Brevity of Life
One of the things that led me to surrender to missions was a reflection on how short life is in relation to how long eternity is. It has been said that 50 years after you die, there will be no one left that will remember you. Can you remember the name of your great, great, great grandfather? How about even your great, great grandfather? The reality is that we are all going to die and no one is going to remember us. This is something that David reflected on as well in Psalm 39. James tries to remind us of the frailty and brevity of life in James 4:13-16. He says, “Come now, you who say, “Today or tomorrow we will go to such and such a city and spend a year there and engage in business and make a profit.” Yet you do not know what your life will be like tomorrow. You are just a vapor that appears for a little while and then vanishes away. Instead, you ought to say, “If the Lord wills, we will live and also do this or that.” But as it is, you boast in your arrogance; all such boasting is evil.”
The brevity of life reminds me that life is fragile and our time on earth is short, so it is critical to maximize our time so that we will not regret the life we lived. When you die, there will be two dates on your tombstone, the date of your birth and the date of your death. Between these two dates is a dash and what you do with that dash is what is important. In the movie Gladiator, Maximus makes a profound statement, “What we do in life echoes in eternity”.
When I ponder what I should do with the dash, one option is to follow the popular path of the American Dream. Work hard and save up a bunch of money until I reach a predefined age of retirement, then live in a retirement community in Florida. The question then becomes, should we really follow the popular path? In Matthew 7:13-14, Jesus says, “Enter through the narrow gate; for the gate is wide and the way is broad that leads to destruction, and there are many who enter through it. For the gate is small and the way is narrow that leads to life, and there are few who find it.” Choosing to follow Jesus is the narrow path and the ways of the world are the wide path.

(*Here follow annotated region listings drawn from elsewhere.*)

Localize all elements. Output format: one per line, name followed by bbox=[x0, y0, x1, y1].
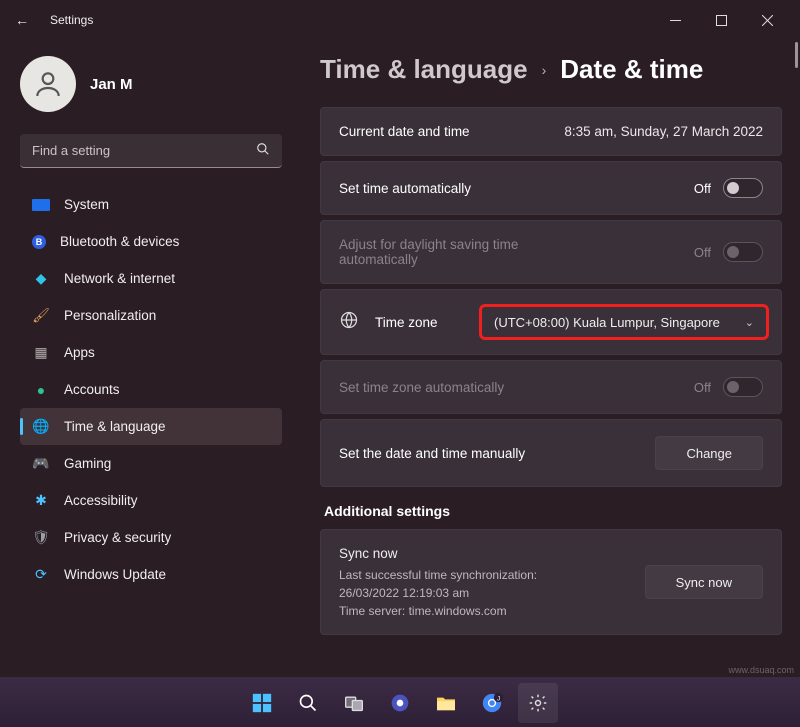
accessibility-icon: ✱ bbox=[32, 492, 50, 510]
titlebar: ← Settings bbox=[0, 0, 800, 40]
change-button[interactable]: Change bbox=[655, 436, 763, 470]
taskbar-search-icon[interactable] bbox=[288, 683, 328, 723]
display-icon bbox=[32, 199, 50, 211]
search-box[interactable] bbox=[20, 134, 282, 168]
gamepad-icon: 🎮 bbox=[32, 455, 50, 473]
section-additional-heading: Additional settings bbox=[324, 503, 782, 519]
sidebar-item-privacy[interactable]: 🛡 Privacy & security bbox=[20, 519, 282, 556]
current-datetime-value: 8:35 am, Sunday, 27 March 2022 bbox=[564, 124, 763, 139]
user-name: Jan M bbox=[90, 76, 133, 93]
main-content: Time & language › Date & time Current da… bbox=[290, 40, 800, 677]
window-title: Settings bbox=[50, 13, 93, 27]
close-button[interactable] bbox=[744, 4, 790, 36]
sidebar-item-bluetooth[interactable]: B Bluetooth & devices bbox=[20, 223, 282, 260]
row-label: Set time automatically bbox=[339, 181, 694, 196]
chevron-right-icon: › bbox=[542, 62, 547, 78]
brush-icon: 🖌 bbox=[32, 307, 50, 325]
taskbar: J bbox=[0, 677, 800, 727]
sidebar-item-network[interactable]: ◆ Network & internet bbox=[20, 260, 282, 297]
apps-icon: ▦ bbox=[32, 344, 50, 362]
sidebar-item-label: Accounts bbox=[64, 382, 120, 397]
update-icon: ⟳ bbox=[32, 566, 50, 584]
sidebar-item-label: Privacy & security bbox=[64, 530, 171, 545]
nav-list: System B Bluetooth & devices ◆ Network & i… bbox=[20, 186, 282, 593]
row-set-manual: Set the date and time manually Change bbox=[320, 419, 782, 487]
timezone-icon bbox=[339, 310, 361, 335]
shield-icon: 🛡 bbox=[32, 529, 50, 547]
sidebar-item-accessibility[interactable]: ✱ Accessibility bbox=[20, 482, 282, 519]
search-icon bbox=[256, 142, 270, 159]
sidebar-item-personalization[interactable]: 🖌 Personalization bbox=[20, 297, 282, 334]
person-icon: ● bbox=[32, 381, 50, 399]
sidebar-item-label: Network & internet bbox=[64, 271, 175, 286]
row-label: Set the date and time manually bbox=[339, 446, 655, 461]
svg-text:J: J bbox=[497, 695, 500, 702]
breadcrumb: Time & language › Date & time bbox=[320, 54, 782, 85]
timezone-value: (UTC+08:00) Kuala Lumpur, Singapore bbox=[494, 315, 720, 330]
row-label: Current date and time bbox=[339, 124, 564, 139]
wifi-icon: ◆ bbox=[32, 270, 50, 288]
sidebar-item-system[interactable]: System bbox=[20, 186, 282, 223]
settings-app-icon[interactable] bbox=[518, 683, 558, 723]
watermark: www.dsuaq.com bbox=[728, 665, 794, 675]
sidebar-item-apps[interactable]: ▦ Apps bbox=[20, 334, 282, 371]
scrollbar[interactable] bbox=[795, 42, 798, 68]
toggle-set-tz-auto bbox=[723, 377, 763, 397]
timezone-select[interactable]: (UTC+08:00) Kuala Lumpur, Singapore ⌄ bbox=[479, 304, 769, 340]
sidebar-item-label: Windows Update bbox=[64, 567, 166, 582]
task-view-icon[interactable] bbox=[334, 683, 374, 723]
row-current-datetime: Current date and time 8:35 am, Sunday, 2… bbox=[320, 107, 782, 156]
breadcrumb-parent[interactable]: Time & language bbox=[320, 54, 528, 85]
maximize-button[interactable] bbox=[698, 4, 744, 36]
sidebar-item-label: Personalization bbox=[64, 308, 156, 323]
globe-clock-icon: 🌐 bbox=[32, 418, 50, 436]
sidebar-item-label: Accessibility bbox=[64, 493, 138, 508]
sidebar-item-label: System bbox=[64, 197, 109, 212]
toggle-set-time-auto[interactable] bbox=[723, 178, 763, 198]
row-label: Adjust for daylight saving time automati… bbox=[339, 237, 569, 267]
sync-title: Sync now bbox=[339, 544, 537, 564]
sidebar-item-windows-update[interactable]: ⟳ Windows Update bbox=[20, 556, 282, 593]
file-explorer-icon[interactable] bbox=[426, 683, 466, 723]
row-timezone: Time zone (UTC+08:00) Kuala Lumpur, Sing… bbox=[320, 289, 782, 355]
sidebar-item-label: Gaming bbox=[64, 456, 111, 471]
sidebar-item-label: Time & language bbox=[64, 419, 166, 434]
row-sync-now: Sync now Last successful time synchroniz… bbox=[320, 529, 782, 635]
toggle-state: Off bbox=[694, 181, 711, 196]
row-label: Time zone bbox=[375, 315, 465, 330]
toggle-state: Off bbox=[694, 380, 711, 395]
row-set-time-auto: Set time automatically Off bbox=[320, 161, 782, 215]
sync-info: Sync now Last successful time synchroniz… bbox=[339, 544, 537, 620]
start-button[interactable] bbox=[242, 683, 282, 723]
chevron-down-icon: ⌄ bbox=[745, 316, 754, 329]
row-label: Set time zone automatically bbox=[339, 380, 694, 395]
sidebar-item-label: Bluetooth & devices bbox=[60, 234, 179, 249]
user-profile[interactable]: Jan M bbox=[20, 56, 282, 112]
row-set-tz-auto: Set time zone automatically Off bbox=[320, 360, 782, 414]
search-input[interactable] bbox=[20, 134, 282, 168]
breadcrumb-current: Date & time bbox=[560, 54, 703, 85]
sidebar-item-gaming[interactable]: 🎮 Gaming bbox=[20, 445, 282, 482]
sidebar-item-accounts[interactable]: ● Accounts bbox=[20, 371, 282, 408]
sidebar-item-time-language[interactable]: 🌐 Time & language bbox=[20, 408, 282, 445]
back-button[interactable]: ← bbox=[10, 12, 34, 28]
toggle-state: Off bbox=[694, 245, 711, 260]
bluetooth-icon: B bbox=[32, 235, 46, 249]
chat-icon[interactable] bbox=[380, 683, 420, 723]
minimize-button[interactable] bbox=[652, 4, 698, 36]
toggle-dst bbox=[723, 242, 763, 262]
sidebar-item-label: Apps bbox=[64, 345, 95, 360]
chrome-icon[interactable]: J bbox=[472, 683, 512, 723]
row-dst: Adjust for daylight saving time automati… bbox=[320, 220, 782, 284]
sidebar: Jan M System B Bluetooth & devices ◆ Netwo… bbox=[0, 40, 290, 677]
sync-now-button[interactable]: Sync now bbox=[645, 565, 763, 599]
avatar bbox=[20, 56, 76, 112]
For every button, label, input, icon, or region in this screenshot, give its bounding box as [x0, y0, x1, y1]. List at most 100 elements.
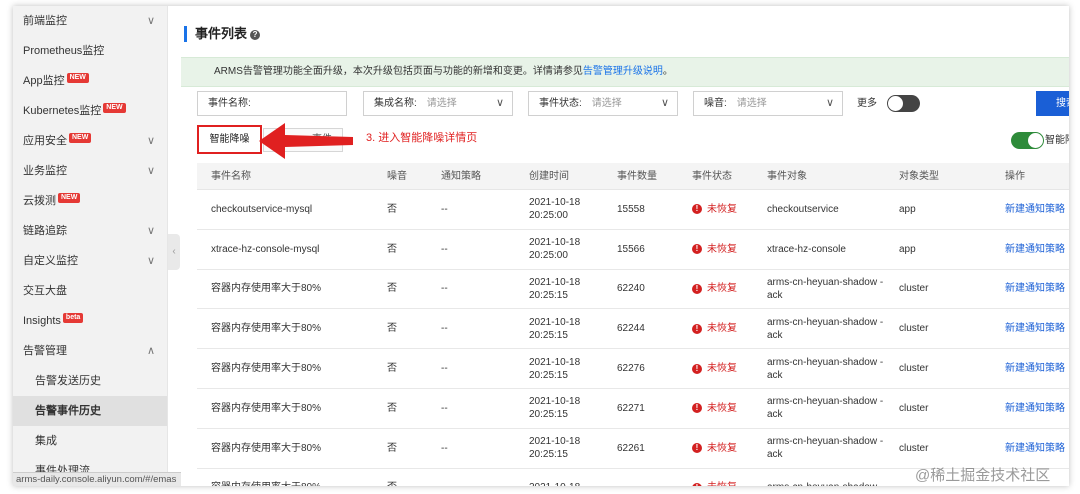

I’ve decided that comfort and following the world’s definition of success is not what I want to do with the dashes. I intend to follow the narrow path and follow Jesus. Following Jesus includes obeying His command in Matthew 28:19-20 “Go therefore and make disciples of all the nations, baptizing them in the name of the Father and the Son and the Holy Spirit, teaching them to observe all that I commanded you; an lo, I am with you always, even to the end of the age.” This sure seems like a tall order and a huge commitment but A.W. Tozer once said, “God is looking for people through whom he can do the impossible, what a pity we plan to do only the things we can do ourselves.”